A better relationship between labor and management is the high purpose of this act. By assuring the employees the right of collective bargaining, it fosters the development of the employment contract on a sound and equitable basis. By providing an orderly procedure for determining who is entitled to represent the employees, it aims to remove one of the chief causes of wasteful economic strife. By preventing practices which tend to destroy the independence of labor it seeks, for every worker within its scope, that freedom of choice and action which is justly his......''
It has been too long since the Senate has fully and freely debated whether our labor laws continue to adequately safeguard workers' rights. It is important that we focus on the real problems with the NLRA and try to achieve a result that can garner bipartisan support. Just take a look at the bipartisan support that has been a necessary basis of any successful labor legislation:
In 1926, only 13 Senators voted against the Railway Labor Act.
In 1931, the Davis-Bacon Act was passed by voice vote.
In 1932, the Norris-LaGuardia Act was passed by voice vote.
In 1935, the National Labor Relations Act (also known as the Wagner Act) was passed by voice vote.
In 1936, the Walsh-Healey Public Contracts Act was passed by voice vote.
In 1938, the Fair Labor Standards Act was passed by voice vote.
In 1947, the Taft-Hartley Act was passed when 68 Senators voted to override President Truman's veto.
In 1959, only 2 Senators voted against the Labor-Management Reporting and Disclosure Act (also known as the Landrum-Griffin Act).
In 1965, the McNamara-O'Hara Service Contract Act was passed by voice vote.
In 1974, not a single Senator voted against the Employee Retirement Income Security Act.

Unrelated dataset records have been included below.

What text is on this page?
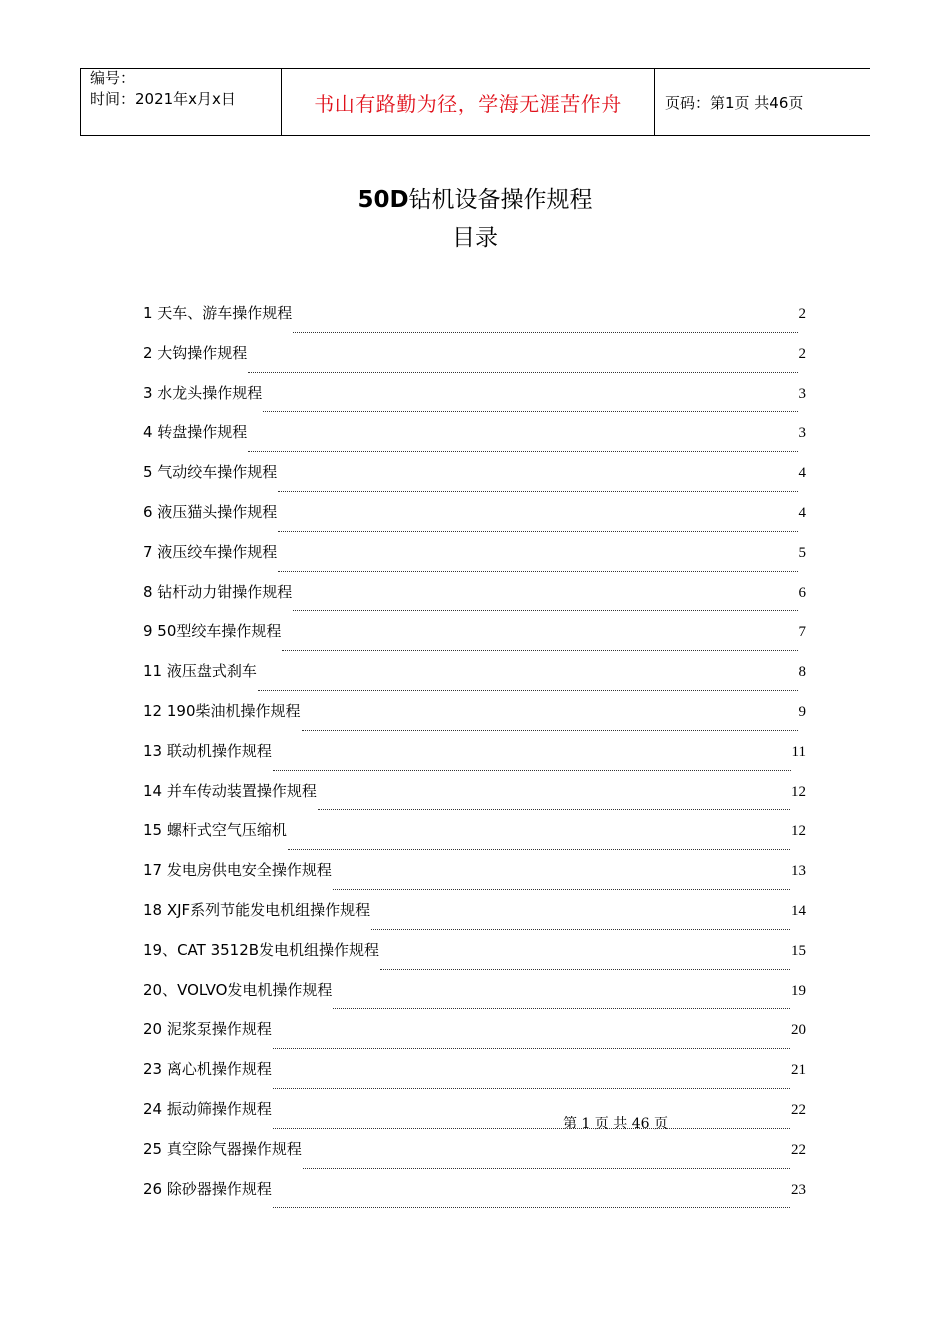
编号：
时间：2021年x月x日	书山有路勤为径，学海无涯苦作舟	页码：第1页 共46页
50D钻机设备操作规程
目录
1 天车、游车操作规程	2
2 大钩操作规程	2
3 水龙头操作规程	3
4 转盘操作规程	3
5 气动绞车操作规程	4
6 液压猫头操作规程	4
7 液压绞车操作规程	5
8 钻杆动力钳操作规程	6
9 50型绞车操作规程	7
11 液压盘式刹车	8
12 190柴油机操作规程	9
13 联动机操作规程	11
14 并车传动装置操作规程	12
15 螺杆式空气压缩机	12
17 发电房供电安全操作规程	13
18 XJF系列节能发电机组操作规程	14
19、CAT 3512B发电机组操作规程	15
20、VOLVO发电机操作规程	19
20 泥浆泵操作规程	20
23 离心机操作规程	21
24 振动筛操作规程	22
25 真空除气器操作规程	22
26 除砂器操作规程	23
第 1 页 共 46 页
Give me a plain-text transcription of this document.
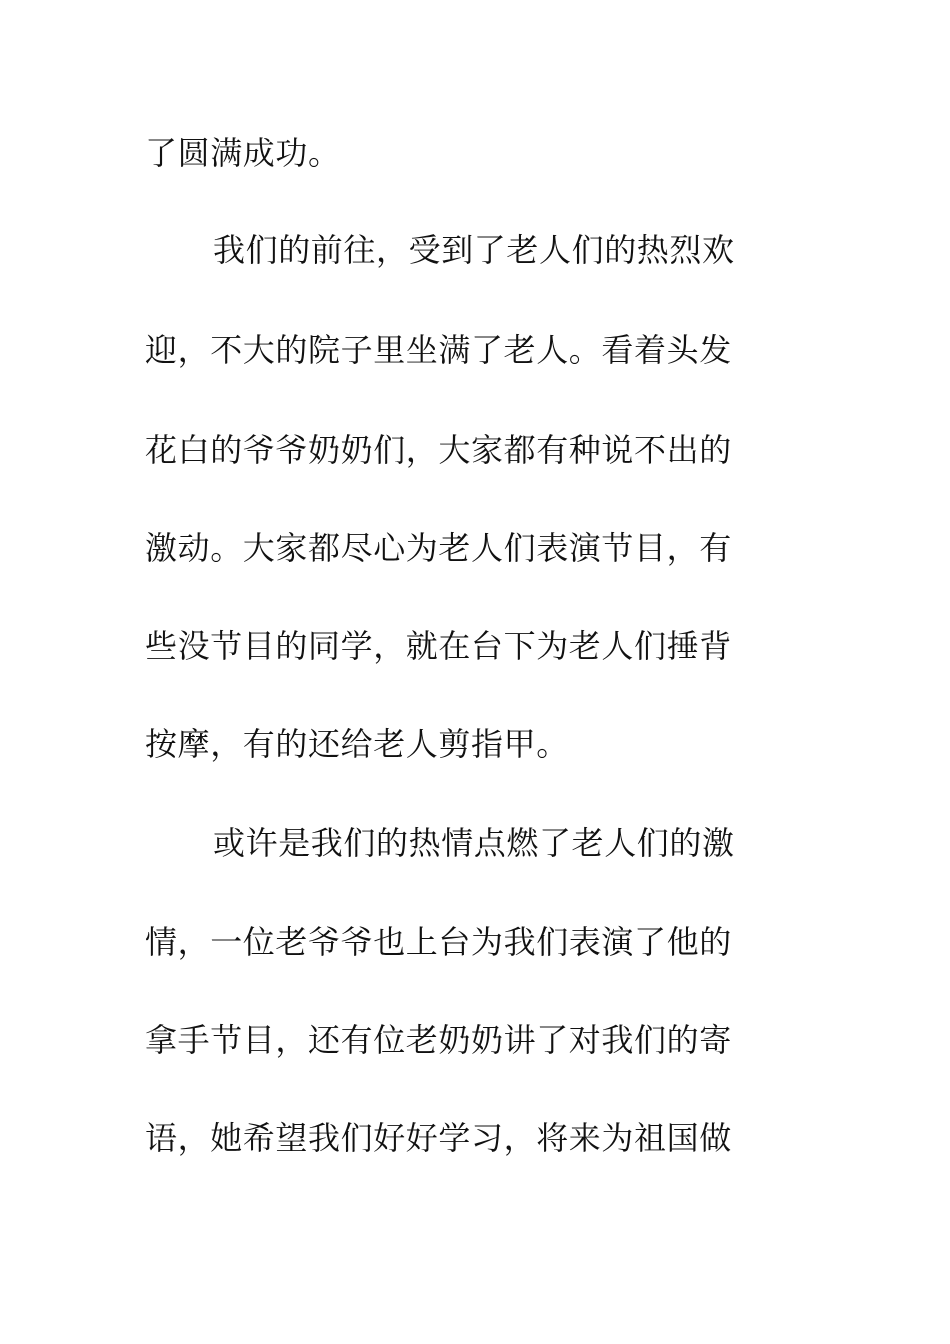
了圆满成功。
我们的前往，受到了老人们的热烈欢
迎，不大的院子里坐满了老人。看着头发
花白的爷爷奶奶们，大家都有种说不出的
激动。大家都尽心为老人们表演节目，有
些没节目的同学，就在台下为老人们捶背
按摩，有的还给老人剪指甲。
或许是我们的热情点燃了老人们的激
情，一位老爷爷也上台为我们表演了他的
拿手节目，还有位老奶奶讲了对我们的寄
语，她希望我们好好学习，将来为祖国做
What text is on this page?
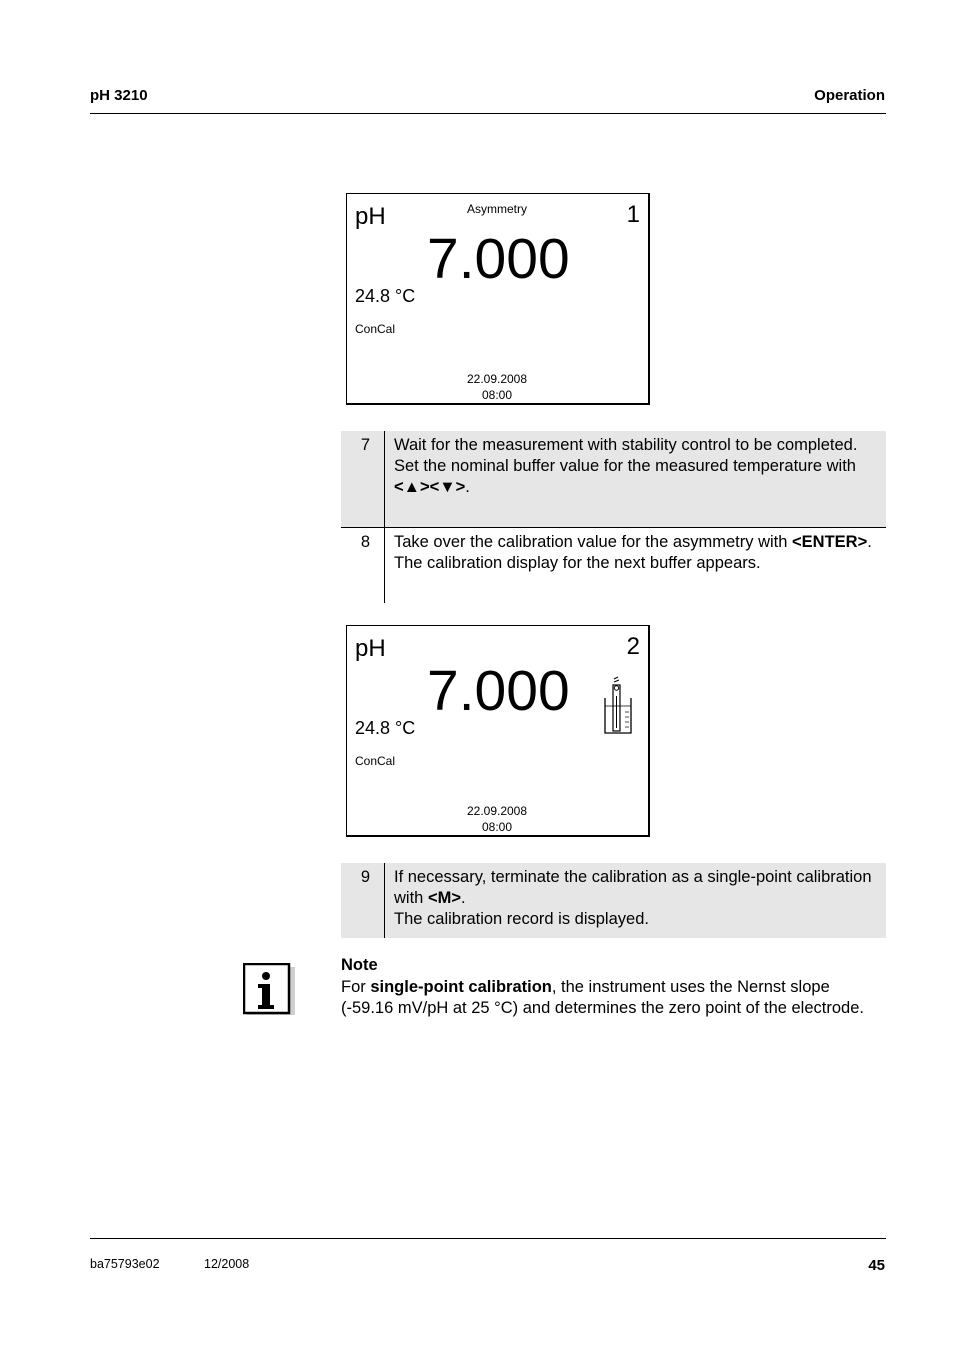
pH 3210	Operation
pH	Asymmetry	1
7.000
24.8 °C
ConCal
22.09.2008
08:00
7	Wait for the measurement with stability control to be completed.

Set the nominal buffer value for the measured temperature with <▲><▼>.

8	Take over the calibration value for the asymmetry with <ENTER>.

The calibration display for the next buffer appears.

pH	2
7.000
24.8 °C
ConCal
22.09.2008
08:00
9	If necessary, terminate the calibration as a single-point calibration with <M>.

The calibration record is displayed.

Note
For single-point calibration, the instrument uses the Nernst slope (-59.16 mV/pH at 25 °C) and determines the zero point of the electrode.
ba75793e02	12/2008	45
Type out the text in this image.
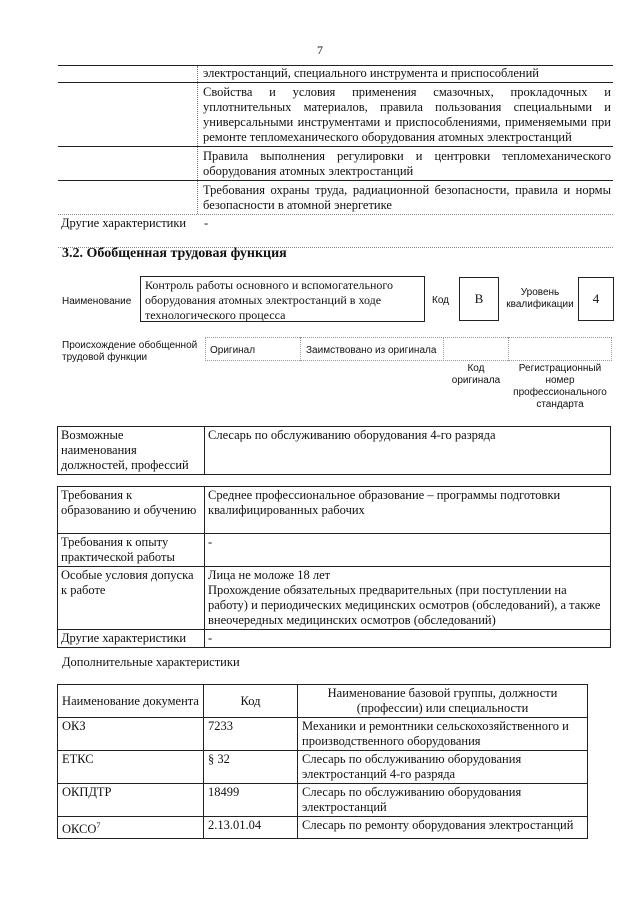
7
электростанций, специального инструмента и приспособлений
Свойства и условия применения смазочных, прокладочных и уплотнительных материалов, правила пользования специальными и универсальными инструментами и приспособлениями, применяемыми при ремонте тепломеханического оборудования атомных электростанций
Правила выполнения регулировки и центровки тепломеханического оборудования атомных электростанций
Требования охраны труда, радиационной безопасности, правила и нормы безопасности в атомной энергетике
Другие характеристики	-
3.2. Обобщенная трудовая функция
Наименование
Контроль работы основного и вспомогательного оборудования атомных электростанций в ходе технологического процесса
Код	B	Уровень квалификации	4
Происхождение обобщенной трудовой функции
Оригинал	Заимствовано из оригинала
Код оригинала
Регистрационный номер профессионального стандарта
Возможные наименования должностей, профессий	Слесарь по обслуживанию оборудования 4-го разряда
Требования к образованию и обучению	Среднее профессиональное образование – программы подготовки квалифицированных рабочих
Требования к опыту практической работы	-
Особые условия допуска к работе	Лица не моложе 18 лет
Прохождение обязательных предварительных (при поступлении на работу) и периодических медицинских осмотров (обследований), а также внеочередных медицинских осмотров (обследований)

Другие характеристики	-
Дополнительные характеристики
Наименование документа	Код	Наименование базовой группы, должности (профессии) или специальности
ОКЗ	7233	Механики и ремонтники сельскохозяйственного и производственного оборудования
ЕТКС	§ 32	Слесарь по обслуживанию оборудования электростанций 4-го разряда
ОКПДТР	18499	Слесарь по обслуживанию оборудования электростанций
ОКСО$^7$	2.13.01.04	Слесарь по ремонту оборудования электростанций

On January 20, 1959, Senator John F. Kennedy introduced a section of the Landrum-Griffin Act. His remarks in his floor speech were instructive and prophetic:
``[T]he necessity for bipartisanship in labor legislation is a principle which should guide us all. ..... So let us avoid ..... unnecessary partisan politics or uninformed or deliberate distortions. This is particularly true in the controversial field of labor--which is precisely why no major labor legislation has been passed in the last decade. The extremists on both sides are always displeased. ..... [But] in the words of Business Week magazine ..... `wise guidance in the public interest can be substituted for concern over wide apart partisan positions.' I wish to mention the key provisions of the bill introduced today--the basic weapons against racketeering which will be unavailable in the battle against corruption if such a measure is not enacted by the Congress this year: ..... Secret ballot for the election of all union officers or of the convention delegates who select them. ..... This is, in short, a strong bill--a bipartisan measure--a bill that does the job which needs to be done without bogging down the Congress with unrelated controversies. Without doubt, the future course of our action in this area will be plagued with the usual emotional arguments, political perils, and powerful pressures which always surround this subject.''
I am voting for cloture today because I believe that it is time for Congress to thoroughly debate this issue and to address the shortcomings in the National Labor Relations Act in a bipartisan and comprehensive manner.
Mr. SPECTER. Madam President, I thank the Chair and yield the floor.